Jesus se autoconvida para ir comer com Zaqueu. Essa iniciativa de Jesus ir comer na casa do cobrador de impostos, Zaqueu, é um gesto profético. Comer juntos na mesa era uma expressão de união íntima. Por esta razão é que alguns começaram a murmurar sobre a atitude de Jesus: “Ele foi se hospedar na casa de um pecador!”(v.7). Ao ir à casa de Zaqueu, Jesus testemunha publicamente a misericórdia de Deus que se oferece aos pecadores. Não somente o homem justo é que vai ao encontro de Deus, mas também Deus vai ao encontro do homem pecador, banido, atormentado, excluído, carente, para salvá-lo. A misericórdia de Deus não conhece impedimentos em relação ao homem. Deus sempre vem a nós e bate continuamente à nossa porta. Zaqueu não esperava tudo isso, mas também não quer perder sua oportunidade. Não é fácil descer de uma árvore como quando subir; imagine descer depressa, pois de cima(da árvore) vemos uma distância dobrada que causa medo de cair. Mas não dá para ficar eternamente em cima, temos que aprender a descer com muita coragem como a coragem de querermos subir. Numa linguagem figurativa ou simbólica, podemos dizer que quantas pessoas na vida gostam somente de subir e de ficar “nas alturas”, mas quando chega o momento de ter que descer, são dominados totalmente pelo medo. “O que vou fazer da minha vida!?” Não podemos esquecer que tudo que sobe, desce. Ao subir, temos que pensar também no descer que muitas vezes é um descer depressa para o próprio bem e o bem comum. Zaqueu desce depressa para acolher aquilo que é o maior do que o ato de subir sempre: a salvação.          

Zaqueu desce da árvore depressa e fica humilde, humilis, familiar com a terra e recebeu Jesus com alegria(v.6). A alegria é uma necessidade vital É uma vontade existencial para que possamos enfrentar as adversidades da vida de forma serena e confiante. Lc sempre acentua a alegria da salvação(Lc 1,44;2,3;24,52). A história da salvação é uma história de alegria, apesar da cruz. A graça de Deus é fonte de alegria que nos dá força mais que suficiente para enfrentar tudo na vida.       

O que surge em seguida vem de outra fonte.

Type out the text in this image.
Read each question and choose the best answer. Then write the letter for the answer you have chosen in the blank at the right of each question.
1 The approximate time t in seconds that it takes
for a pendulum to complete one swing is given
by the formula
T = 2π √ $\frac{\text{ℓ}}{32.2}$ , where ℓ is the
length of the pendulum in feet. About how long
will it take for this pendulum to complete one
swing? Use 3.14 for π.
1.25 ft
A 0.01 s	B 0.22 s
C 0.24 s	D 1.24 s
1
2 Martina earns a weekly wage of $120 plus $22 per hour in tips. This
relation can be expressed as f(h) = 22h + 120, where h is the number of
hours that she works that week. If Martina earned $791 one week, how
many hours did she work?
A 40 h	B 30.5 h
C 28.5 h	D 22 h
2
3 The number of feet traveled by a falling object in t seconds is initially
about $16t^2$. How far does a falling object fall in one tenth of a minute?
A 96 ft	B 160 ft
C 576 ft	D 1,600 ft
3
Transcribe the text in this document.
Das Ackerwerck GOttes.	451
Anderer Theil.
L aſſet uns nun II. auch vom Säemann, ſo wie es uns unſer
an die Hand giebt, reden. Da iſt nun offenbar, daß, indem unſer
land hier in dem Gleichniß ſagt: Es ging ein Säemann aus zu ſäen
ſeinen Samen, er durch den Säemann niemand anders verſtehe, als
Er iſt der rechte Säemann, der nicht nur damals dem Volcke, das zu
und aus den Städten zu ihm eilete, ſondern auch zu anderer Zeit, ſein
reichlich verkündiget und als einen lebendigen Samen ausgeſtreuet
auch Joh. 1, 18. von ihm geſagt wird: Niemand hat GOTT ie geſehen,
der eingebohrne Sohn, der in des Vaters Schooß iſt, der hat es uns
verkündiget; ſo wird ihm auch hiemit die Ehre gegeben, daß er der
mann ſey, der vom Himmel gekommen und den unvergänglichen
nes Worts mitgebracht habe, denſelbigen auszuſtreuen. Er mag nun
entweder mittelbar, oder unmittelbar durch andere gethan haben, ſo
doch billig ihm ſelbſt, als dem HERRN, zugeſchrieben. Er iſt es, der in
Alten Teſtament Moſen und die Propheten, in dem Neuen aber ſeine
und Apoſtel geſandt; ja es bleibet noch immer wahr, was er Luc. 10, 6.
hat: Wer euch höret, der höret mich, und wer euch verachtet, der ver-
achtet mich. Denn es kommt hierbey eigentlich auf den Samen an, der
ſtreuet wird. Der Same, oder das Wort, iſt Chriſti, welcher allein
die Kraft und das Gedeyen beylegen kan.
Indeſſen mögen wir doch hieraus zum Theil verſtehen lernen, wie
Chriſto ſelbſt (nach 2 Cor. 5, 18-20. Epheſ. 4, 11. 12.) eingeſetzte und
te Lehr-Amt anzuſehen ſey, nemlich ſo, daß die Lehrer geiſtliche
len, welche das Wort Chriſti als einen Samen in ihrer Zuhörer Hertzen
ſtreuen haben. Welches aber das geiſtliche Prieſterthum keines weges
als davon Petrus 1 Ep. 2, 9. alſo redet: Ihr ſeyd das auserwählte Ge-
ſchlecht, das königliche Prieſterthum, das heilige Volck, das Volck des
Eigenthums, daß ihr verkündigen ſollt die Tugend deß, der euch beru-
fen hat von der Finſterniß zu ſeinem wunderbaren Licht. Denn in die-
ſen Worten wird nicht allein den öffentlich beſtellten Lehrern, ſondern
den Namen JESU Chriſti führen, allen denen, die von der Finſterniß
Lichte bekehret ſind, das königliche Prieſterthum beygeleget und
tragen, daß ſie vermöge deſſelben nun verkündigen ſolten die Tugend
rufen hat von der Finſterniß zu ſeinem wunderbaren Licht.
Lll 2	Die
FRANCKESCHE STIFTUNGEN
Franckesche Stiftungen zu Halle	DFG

Certamente, lá embaixo, no chão quando Zaqueu desce, acontece o milagre de transformação: “Senhor, eu dou a metade dos meus bens aos pobres, e se eu defraudei alguém, vou devolver quatro vezes mais”. A misericórdia de Jesus desperta a justiça de Zaqueu. 50% dos seus bens não lhe pertence mais. Cumpriu-se em Zaqueu o que João Batista pediu aos ouvintes como uma prova de conversão: “Quem tiver duas túnicas, dê uma a quem não tem. E quem tiver comida, faça a mesma coisa”(Lc 3,11). Restam apenas 50% dos seus bens. Destes, Zaqueu ainda decide: “...e se eu defraudei alguém, vou devolver quatro vezes mais”. A lei judaica previa a restituição do quádruplo apenas num caso(Ex 21,37). Zaqueu torna essa exceção norma para ressarcir os que roubou. A conversão de Zaqueu é tão profunda que lhe chegou até o bolso, que é o segundo coração do homem, pois o dinheiro é o deus cujo altar é o coração do homem. Com isso, Zaqueu ficou livre de toda a riqueza que o prendia para torna-se rico do Reino de Deus. Este é o “hoje” de Zaqueu.          

“Hoje a salvação entrou nesta casa, porque também este homem é um filho de Abraão”. No Evangelho de Lc encontramos várias vezes o termo “hoje”. No nascimento de Jesus os anjos anunciam aos pastores: “Hoje nasceu para vós o Salvador...”(Lc 2,11). Ao bom ladrão Jesus promete: “Hoje estarás comigo no paraíso...”(Lc 23,43). No Pai Nosso Jesus nos ensina: “ O pão nosso de cada dia dai-nos hoje”(Lc 11,13). No texto sobre o qual estamos meditando, aparecem duas vezes o termo “hoje”. Cada dia é um hoje em que Deus opera suas maravilhas. Por isso, não se refere somente àquele dia em que Zaqueu encontrou-se com Jesus. Nesse encontro aconteceu o hoje de Zaqueu. Ele voltou a ser um filho de Abraão, herdeiro das promessas de salvação. 

O encontro verdadeiro com Cristo faz abrir o coração e as mãos. O gesto de Zaqueu nasce da conversão interior, da mudança de vida, provocada pelo encontro com Jesus. Encontrando o Amor, descobrindo que é amado, torna-se alguém capaz de encontrar os outros. Capaz de olhá-los com os olhos diferentes.